ThreadDump Analysis in action (Performance Bottleneck analysis)

A review,

Now that we’ve seen how ThreadDump can be viewed and what it can do, let’s continue to explore this question

ThreadDump analysis note (1) Unscramble stack

ThreadDump analysis note (2) Analysis stack

Second, where is the bottleneck

Improving resources is often referred to as performance optimization, and improving resources means doing more with limited resources. When a thread is blocked by a particular resource, we say it’s limited by that resource, by the database, by the processing power of the other end, etc.

Using concurrency to improve system performance means keeping the CPU as busy as possible. If the program is limited by the computing power of the current CPU, we can solve the problem by adding more processors or clusters. But if you can’t use the CPU to keep it busy, adding more processors doesn’t help. So make full use of multithreading to allow idle processors to do unfinished work.

In general, performance improvements address limited resources, which may be:

CPU If the current CPU usage is close to 100% and the code and service logic cannot be simplified, the system performance has reached the maximum.
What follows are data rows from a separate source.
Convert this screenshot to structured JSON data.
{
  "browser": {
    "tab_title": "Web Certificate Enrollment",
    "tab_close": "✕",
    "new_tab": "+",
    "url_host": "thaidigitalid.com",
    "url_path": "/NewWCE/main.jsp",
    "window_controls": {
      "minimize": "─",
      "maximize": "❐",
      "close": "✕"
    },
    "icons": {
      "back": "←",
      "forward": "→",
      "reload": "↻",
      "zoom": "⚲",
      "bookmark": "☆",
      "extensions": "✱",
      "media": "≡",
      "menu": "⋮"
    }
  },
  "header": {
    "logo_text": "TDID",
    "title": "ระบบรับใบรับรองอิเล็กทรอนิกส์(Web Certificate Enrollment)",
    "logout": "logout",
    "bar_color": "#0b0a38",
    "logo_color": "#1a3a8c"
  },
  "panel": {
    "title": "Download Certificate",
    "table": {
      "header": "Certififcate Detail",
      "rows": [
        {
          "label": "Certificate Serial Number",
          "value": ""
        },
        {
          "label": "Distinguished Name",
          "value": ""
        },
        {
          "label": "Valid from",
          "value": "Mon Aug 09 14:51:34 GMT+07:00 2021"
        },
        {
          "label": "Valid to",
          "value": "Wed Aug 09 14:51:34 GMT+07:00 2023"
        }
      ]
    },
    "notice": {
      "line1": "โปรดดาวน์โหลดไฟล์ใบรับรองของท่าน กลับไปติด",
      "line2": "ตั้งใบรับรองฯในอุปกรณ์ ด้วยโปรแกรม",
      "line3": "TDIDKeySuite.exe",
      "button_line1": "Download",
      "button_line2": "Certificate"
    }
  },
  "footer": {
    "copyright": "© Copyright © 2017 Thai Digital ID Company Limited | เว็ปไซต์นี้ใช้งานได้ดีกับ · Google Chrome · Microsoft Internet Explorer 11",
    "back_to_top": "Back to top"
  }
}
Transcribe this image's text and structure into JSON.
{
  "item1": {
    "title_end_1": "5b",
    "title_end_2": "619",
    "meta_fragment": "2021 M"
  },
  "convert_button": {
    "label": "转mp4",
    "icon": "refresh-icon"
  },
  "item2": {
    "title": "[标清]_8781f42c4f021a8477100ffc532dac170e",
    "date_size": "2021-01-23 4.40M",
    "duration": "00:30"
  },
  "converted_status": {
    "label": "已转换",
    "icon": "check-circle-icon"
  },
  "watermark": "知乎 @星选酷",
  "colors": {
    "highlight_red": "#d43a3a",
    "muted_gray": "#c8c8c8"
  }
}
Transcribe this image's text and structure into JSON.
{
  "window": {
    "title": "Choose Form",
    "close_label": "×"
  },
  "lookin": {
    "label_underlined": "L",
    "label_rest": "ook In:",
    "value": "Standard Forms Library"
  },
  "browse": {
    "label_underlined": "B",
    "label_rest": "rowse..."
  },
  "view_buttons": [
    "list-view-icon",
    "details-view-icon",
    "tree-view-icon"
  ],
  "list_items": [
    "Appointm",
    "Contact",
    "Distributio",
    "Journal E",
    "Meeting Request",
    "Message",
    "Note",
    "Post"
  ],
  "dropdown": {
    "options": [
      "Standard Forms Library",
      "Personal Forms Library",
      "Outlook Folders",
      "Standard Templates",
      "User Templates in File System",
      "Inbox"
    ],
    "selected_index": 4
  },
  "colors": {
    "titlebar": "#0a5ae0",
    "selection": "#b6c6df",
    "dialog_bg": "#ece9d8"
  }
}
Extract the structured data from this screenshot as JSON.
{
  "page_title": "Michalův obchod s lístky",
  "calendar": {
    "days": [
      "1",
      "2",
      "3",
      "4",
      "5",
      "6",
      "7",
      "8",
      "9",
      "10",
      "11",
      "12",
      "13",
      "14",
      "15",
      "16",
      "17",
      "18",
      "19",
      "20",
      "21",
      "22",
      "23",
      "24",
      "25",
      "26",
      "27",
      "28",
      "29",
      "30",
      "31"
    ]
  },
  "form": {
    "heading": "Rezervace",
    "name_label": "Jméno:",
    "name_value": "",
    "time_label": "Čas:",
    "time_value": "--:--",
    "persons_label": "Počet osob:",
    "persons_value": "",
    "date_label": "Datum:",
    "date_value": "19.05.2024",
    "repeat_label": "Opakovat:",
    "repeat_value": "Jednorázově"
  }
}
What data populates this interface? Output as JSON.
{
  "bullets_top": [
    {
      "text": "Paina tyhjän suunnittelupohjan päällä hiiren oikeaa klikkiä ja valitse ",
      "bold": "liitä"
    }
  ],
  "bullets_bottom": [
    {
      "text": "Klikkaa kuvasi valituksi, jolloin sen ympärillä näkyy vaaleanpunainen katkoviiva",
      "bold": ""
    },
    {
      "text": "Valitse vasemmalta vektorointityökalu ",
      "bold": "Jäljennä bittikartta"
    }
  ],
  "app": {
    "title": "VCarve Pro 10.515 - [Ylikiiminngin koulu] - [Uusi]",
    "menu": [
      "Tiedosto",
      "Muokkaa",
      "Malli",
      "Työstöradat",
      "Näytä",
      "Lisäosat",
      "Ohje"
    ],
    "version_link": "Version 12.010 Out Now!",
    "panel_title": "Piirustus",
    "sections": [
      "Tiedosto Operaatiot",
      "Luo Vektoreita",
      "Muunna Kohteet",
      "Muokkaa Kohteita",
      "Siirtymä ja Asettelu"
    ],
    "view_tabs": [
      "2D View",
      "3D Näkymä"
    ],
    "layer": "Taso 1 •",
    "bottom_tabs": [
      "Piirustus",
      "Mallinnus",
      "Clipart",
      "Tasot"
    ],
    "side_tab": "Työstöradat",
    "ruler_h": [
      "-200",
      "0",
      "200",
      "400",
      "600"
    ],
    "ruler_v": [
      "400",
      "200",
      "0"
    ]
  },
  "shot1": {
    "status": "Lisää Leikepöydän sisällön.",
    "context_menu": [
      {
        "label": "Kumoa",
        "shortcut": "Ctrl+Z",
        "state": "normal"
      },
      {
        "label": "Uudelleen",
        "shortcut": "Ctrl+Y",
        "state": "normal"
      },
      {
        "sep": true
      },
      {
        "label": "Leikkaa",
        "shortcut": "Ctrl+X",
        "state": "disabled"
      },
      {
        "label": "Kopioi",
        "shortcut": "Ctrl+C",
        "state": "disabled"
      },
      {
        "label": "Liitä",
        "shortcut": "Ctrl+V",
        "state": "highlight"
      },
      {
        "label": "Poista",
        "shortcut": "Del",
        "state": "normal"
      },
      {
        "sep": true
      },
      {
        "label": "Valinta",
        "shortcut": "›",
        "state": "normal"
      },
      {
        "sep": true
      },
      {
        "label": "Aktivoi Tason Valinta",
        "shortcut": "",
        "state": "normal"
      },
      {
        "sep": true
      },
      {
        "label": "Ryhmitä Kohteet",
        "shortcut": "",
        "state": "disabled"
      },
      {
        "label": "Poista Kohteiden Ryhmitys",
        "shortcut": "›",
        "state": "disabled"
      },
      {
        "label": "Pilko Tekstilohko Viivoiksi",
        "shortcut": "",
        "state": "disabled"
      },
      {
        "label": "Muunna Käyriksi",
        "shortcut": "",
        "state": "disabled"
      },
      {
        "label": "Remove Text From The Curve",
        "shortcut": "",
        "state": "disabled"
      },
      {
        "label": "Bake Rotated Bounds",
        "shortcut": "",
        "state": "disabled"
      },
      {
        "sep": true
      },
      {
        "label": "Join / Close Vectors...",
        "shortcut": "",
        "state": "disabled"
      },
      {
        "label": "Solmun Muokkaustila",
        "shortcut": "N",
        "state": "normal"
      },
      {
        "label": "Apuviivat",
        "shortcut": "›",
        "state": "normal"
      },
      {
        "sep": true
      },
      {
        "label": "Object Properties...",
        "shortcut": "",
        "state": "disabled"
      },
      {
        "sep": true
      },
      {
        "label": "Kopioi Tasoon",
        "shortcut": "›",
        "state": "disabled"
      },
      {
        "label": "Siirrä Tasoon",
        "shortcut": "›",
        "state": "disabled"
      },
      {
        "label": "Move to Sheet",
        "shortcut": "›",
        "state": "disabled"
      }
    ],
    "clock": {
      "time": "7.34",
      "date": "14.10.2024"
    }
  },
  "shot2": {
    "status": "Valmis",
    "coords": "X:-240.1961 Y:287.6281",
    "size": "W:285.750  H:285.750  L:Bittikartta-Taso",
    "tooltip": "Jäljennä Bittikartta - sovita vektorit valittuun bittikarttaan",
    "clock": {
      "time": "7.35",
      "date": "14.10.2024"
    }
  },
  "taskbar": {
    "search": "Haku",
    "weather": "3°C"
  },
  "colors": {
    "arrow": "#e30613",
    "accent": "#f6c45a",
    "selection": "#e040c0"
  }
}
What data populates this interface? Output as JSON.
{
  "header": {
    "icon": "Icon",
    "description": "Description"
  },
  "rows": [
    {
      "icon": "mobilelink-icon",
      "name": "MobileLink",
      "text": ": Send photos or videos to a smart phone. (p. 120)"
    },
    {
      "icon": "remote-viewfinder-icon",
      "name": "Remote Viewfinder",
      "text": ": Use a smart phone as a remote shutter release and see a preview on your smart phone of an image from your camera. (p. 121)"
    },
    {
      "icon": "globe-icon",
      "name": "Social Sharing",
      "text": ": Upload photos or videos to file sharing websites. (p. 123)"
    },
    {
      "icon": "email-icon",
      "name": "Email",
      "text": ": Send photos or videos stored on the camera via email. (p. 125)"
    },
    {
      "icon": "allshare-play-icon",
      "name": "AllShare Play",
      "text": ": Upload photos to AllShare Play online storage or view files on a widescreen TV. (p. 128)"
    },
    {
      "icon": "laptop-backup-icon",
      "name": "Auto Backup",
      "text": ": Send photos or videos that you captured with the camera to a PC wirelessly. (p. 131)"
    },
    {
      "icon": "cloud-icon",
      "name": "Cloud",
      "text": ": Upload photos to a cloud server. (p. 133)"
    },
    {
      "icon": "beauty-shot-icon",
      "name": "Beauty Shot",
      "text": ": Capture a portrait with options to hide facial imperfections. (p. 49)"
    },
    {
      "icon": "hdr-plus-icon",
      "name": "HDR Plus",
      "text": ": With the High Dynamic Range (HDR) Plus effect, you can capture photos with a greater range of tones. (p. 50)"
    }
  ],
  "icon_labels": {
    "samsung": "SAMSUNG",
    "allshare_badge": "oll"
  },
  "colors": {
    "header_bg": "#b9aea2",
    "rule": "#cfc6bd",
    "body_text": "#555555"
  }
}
To improve performance, you can only add processors or clusters.

Other resources, such as the number of database connections, can also improve overall performance if CPU utilization is not close to 100% by modifying the code to maximize CPU utilization.

Let’s take a look at a graph where CPU usage does not approach 100% as the system pressure increases

If you can’t get CPU utilization close to 100% under any amount of stress on a single-CPU machine, then there’s room for optimization. The analysis process of a system performance bottleneck is as follows:

Firstly, analyze the performance bottleneck of a single process and optimize the performance of a single process. (There’s no trick in hard-coding additional timestamps to figure out where it takes the most time, but it’s a case-by-case approach.)
Perform overall performance bottleneck analysis (focus this time)

So what is high performance? In fact, high performance has different concepts in different scenarios:

There are situations where high performance means fast user experience, like interface manipulation, clicking on a menu, quick response and we say high performance
In situations where high throughput means high performance, such as SMS, the system values throughput more than it is sensitive to the processing time of each message
In some cases, it is a combination of the two that not only requires high throughput, but also requires that each message be processed within a specified period of time, without delay

The ultimate goal of performance tuning is to get your system’s CPU utilization close to 100%. If your CPU is underutilized, there are several possibilities:

Not enough pressure was applied

It may be that the application is not under enough load, and you can increase the stress by observing system response times, service failure rates, and CPU utilization. If the pressure is increased and some services fail, the system response time becomes slow, or the CPU usage cannot increase, the pressure should be the saturation pressure of the system. That is, the current capacity is the maximum capacity of the system.

System Bottlenecks exist

When the system is under saturation pressure, if the CPU utilization is not close to 100%, then there is room for improvement.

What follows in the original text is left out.